JAKARTA, KOMPAS.com – Pengadilan Tinggi (PT) DKI Jakarta memperberat hukuman terhadap Muhammad Syafei, petinggi PT Wilmar Group, dalam kasus suap hakim. Vonisnya naik dari enam tahun menjadi delapan tahun penjara.

Syafei, yang menjabat sebagai Head of Social Security Legal Wilmar Group, terbukti bersalah dalam kasus penyuapan yang bertujuan agar tiga korporasi crude palm oil (CPO) mendapatkan vonis bebas.

“Menjatuhkan pidana kepada Terdakwa M Syafei tersebut oleh karena itu dengan pidana penjara selama delapan tahun dan pidana denda sejumlah Rp 500 juta subsider 140 hari,” demikian bunyi amar putusan pengadilan yang dikutip dari laman Sistem Informasi Penelusuran Perkara Pengadilan Negeri Jakarta Pusat pada Kamis (23/4/2026).

Putusan nomor 13/PID.SUS-TPK/2026/PT DKI ini dibacakan dalam sidang terbuka pada Senin (20/4/2026). Majelis hakim yang menyidangkan perkara ini terdiri dari Subachran Hardi Mulyono sebagai ketua dengan dua hakim anggota, Edi Hasmi dan Sondang Marpaung.

Dalam putusannya, majelis hakim menyatakan Syafei tidak terbukti melakukan tindak pidana pencucian uang (TPPU) seperti yang didakwakan oleh Jaksa Penuntut Umum (JPU) pada dakwaan kedua.

Vonis di Pengadilan Tingkat Pertama

Sebelumnya, pada pengadilan tingkat pertama, Muhammad Syafei telah divonis bersalah melakukan penyuapan. Ia dijatuhi hukuman enam tahun penjara dan denda Rp 300 juta, dengan subsider 100 hari penjara.

Syafei terbukti melakukan suap bersama-sama dengan dua orang advokat, Marcella Santoso dan Ariyanto, kepada majelis hakim serta pihak pengadilan yang mengadili perkara korupsi Wilmar Group.

Marcella Santoso sendiri divonis pidana penjara selama 14 tahun dan denda Rp 600 juta subsider 150 hari penjara. Sementara itu, Ariyanto dijatuhi hukuman 16 tahun penjara dengan denda Rp 600 juta subsider 150 hari penjara.

Majelis hakim meyakini bahwa Marcella, Ariyanto, dan Syafei telah melanggar Pasal 6 Ayat 1 huruf a jo Pasal 18 Undang-Undang Nomor 31 Tahun 1999 tentang Pemberantasan Tindak Pidana Korupsi, juncto Pasal 56 Ayat 1 ke-1 Kitab Undang-Undang Hukum Pidana.

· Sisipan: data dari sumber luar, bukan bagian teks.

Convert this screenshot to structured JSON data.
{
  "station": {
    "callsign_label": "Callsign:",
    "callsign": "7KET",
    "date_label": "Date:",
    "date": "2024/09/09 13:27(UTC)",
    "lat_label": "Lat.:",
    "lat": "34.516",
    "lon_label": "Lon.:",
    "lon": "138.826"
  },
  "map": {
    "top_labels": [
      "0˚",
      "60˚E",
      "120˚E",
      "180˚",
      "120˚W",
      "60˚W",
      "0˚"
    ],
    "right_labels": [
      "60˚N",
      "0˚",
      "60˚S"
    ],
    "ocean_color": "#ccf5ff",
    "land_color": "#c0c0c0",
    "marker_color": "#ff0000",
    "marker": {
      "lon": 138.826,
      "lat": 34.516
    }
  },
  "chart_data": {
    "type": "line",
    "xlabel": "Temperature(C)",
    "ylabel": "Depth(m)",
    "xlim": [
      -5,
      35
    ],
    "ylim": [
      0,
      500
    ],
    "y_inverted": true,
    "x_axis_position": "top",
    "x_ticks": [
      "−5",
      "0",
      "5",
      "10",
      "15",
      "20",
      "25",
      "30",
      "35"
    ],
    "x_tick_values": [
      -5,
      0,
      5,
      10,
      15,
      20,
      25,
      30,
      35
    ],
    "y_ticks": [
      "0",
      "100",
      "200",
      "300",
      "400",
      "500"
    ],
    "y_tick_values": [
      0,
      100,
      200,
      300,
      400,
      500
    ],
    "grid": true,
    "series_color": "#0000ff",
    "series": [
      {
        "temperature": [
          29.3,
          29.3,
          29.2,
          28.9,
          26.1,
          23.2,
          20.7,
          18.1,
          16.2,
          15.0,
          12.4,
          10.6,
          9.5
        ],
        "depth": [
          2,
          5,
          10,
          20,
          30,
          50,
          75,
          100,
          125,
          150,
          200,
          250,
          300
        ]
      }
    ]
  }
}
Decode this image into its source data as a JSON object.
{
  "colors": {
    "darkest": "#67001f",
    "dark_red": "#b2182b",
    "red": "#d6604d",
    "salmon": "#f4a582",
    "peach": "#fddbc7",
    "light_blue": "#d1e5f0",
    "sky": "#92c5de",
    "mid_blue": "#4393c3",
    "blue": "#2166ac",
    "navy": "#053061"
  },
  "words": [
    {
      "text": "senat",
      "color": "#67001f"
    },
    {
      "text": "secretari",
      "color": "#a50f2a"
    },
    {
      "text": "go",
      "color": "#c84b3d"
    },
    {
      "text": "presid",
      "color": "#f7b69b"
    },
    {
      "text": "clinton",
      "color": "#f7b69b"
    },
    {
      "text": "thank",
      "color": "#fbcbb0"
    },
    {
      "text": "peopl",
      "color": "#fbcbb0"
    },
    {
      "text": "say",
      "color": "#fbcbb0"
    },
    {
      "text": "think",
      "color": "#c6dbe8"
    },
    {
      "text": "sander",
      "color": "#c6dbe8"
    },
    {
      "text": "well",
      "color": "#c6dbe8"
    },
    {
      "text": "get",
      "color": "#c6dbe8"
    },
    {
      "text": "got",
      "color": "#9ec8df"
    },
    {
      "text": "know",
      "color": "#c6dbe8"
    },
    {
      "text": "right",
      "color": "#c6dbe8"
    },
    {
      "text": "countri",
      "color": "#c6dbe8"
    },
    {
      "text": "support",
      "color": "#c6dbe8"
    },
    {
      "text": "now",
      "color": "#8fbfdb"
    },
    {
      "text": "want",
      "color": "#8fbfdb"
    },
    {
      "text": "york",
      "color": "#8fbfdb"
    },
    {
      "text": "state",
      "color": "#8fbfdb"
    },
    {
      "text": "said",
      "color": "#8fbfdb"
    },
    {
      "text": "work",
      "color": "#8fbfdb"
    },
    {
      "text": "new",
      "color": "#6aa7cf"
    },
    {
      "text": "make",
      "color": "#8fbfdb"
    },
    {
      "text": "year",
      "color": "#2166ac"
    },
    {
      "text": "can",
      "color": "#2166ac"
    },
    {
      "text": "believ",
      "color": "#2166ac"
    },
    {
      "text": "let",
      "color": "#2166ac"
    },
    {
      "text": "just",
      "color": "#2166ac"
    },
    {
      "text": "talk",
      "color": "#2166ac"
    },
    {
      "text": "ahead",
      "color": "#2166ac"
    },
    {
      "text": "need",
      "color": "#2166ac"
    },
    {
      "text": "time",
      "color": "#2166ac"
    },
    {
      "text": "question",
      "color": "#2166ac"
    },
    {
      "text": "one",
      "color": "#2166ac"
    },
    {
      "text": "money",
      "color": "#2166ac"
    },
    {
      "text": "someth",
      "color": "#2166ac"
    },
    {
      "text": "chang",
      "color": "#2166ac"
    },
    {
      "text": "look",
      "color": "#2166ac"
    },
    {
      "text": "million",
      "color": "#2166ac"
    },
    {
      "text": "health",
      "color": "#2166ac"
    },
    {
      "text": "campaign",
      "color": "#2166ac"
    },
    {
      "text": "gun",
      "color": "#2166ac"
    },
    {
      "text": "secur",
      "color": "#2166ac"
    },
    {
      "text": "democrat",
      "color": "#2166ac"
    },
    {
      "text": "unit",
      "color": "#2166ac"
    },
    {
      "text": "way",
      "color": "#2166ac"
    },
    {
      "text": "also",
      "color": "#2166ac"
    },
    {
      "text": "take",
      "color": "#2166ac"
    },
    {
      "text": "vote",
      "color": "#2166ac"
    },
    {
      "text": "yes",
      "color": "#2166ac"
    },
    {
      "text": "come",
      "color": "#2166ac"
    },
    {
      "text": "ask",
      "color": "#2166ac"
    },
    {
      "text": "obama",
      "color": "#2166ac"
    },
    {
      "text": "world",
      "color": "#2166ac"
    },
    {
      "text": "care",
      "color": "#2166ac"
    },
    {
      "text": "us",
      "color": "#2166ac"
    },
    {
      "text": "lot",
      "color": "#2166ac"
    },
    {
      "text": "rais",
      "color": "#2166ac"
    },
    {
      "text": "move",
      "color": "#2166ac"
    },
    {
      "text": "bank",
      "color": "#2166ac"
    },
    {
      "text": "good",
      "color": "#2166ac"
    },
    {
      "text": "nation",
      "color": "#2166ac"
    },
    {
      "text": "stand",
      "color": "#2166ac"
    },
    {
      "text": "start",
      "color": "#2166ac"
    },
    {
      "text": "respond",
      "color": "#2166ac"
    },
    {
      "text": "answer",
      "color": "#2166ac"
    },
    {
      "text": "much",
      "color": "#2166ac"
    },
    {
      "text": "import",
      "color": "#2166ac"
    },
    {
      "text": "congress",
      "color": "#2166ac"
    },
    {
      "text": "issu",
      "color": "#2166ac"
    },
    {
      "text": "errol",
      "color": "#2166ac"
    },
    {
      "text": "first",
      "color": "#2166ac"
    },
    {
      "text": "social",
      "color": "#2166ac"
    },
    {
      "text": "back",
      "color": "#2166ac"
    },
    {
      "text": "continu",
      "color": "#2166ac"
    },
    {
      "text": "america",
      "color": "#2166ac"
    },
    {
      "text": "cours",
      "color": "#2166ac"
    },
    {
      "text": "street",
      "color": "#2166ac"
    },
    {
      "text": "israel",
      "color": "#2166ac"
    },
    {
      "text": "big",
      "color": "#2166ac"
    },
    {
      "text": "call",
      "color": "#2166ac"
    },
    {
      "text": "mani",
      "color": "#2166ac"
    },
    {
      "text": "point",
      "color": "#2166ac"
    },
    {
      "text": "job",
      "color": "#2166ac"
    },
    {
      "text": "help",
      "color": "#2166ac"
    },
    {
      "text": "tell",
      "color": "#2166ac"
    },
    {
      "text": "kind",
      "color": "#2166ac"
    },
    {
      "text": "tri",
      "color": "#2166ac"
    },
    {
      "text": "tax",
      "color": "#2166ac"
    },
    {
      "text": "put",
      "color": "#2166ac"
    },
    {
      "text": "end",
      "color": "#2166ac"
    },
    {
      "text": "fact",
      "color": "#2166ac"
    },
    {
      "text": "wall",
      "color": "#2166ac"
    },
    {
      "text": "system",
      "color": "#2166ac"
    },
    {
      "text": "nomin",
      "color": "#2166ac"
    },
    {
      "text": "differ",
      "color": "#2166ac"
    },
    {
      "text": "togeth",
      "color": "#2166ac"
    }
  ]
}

Lebih lanjut, Marcella dan Ariyanto juga dinyatakan bersalah melakukan TPPU dan melanggar Pasal 3 Undang-Undang Nomor 8 Tahun 2010 tentang Pencegahan dan Pemberantasan TPPU, juncto Pasal 55 Ayat 1 ke-1 KUHP.

Aliran Dana Suap

Dalam persidangan terungkap bahwa Ariyanto menerima uang sebesar 4 juta dolar Amerika Serikat (AS), atau setara dengan Rp 52 miliar, dari pihak korporasi. Namun, Ariyanto kemudian mengambil 2 juta dolar AS dari uang suap tersebut untuk disimpan dan dinikmati bersama Marcella Santoso.

Sisa uang sebesar 2 juta dolar AS, yang setara dengan Rp 32 miliar, diantarkan ke rumah Wahyu Gunawan. Uang tersebut kemudian dibagikan kepada lima terdakwa dari unsur pengadilan.

Kelima orang tersebut adalah mantan Ketua Pengadilan Negeri Jakarta Selatan, Muhammad Arif Nuryanta; mantan Panitera Muda Perdata PN Jakarta Utara, Wahyu Gunawan; serta tiga hakim yang mengadili perkara CPO, yaitu Djuyamto, Agam Syarif Baharuddin, dan Ali Muhtarom. Pemberian uang ini bertujuan agar mereka memberikan vonis bebas kepada klien mereka.

Saat ini, PT DKI Jakarta masih dalam proses memeriksa berkas perkara banding atas nama Marcella Santoso dan Ariyanto.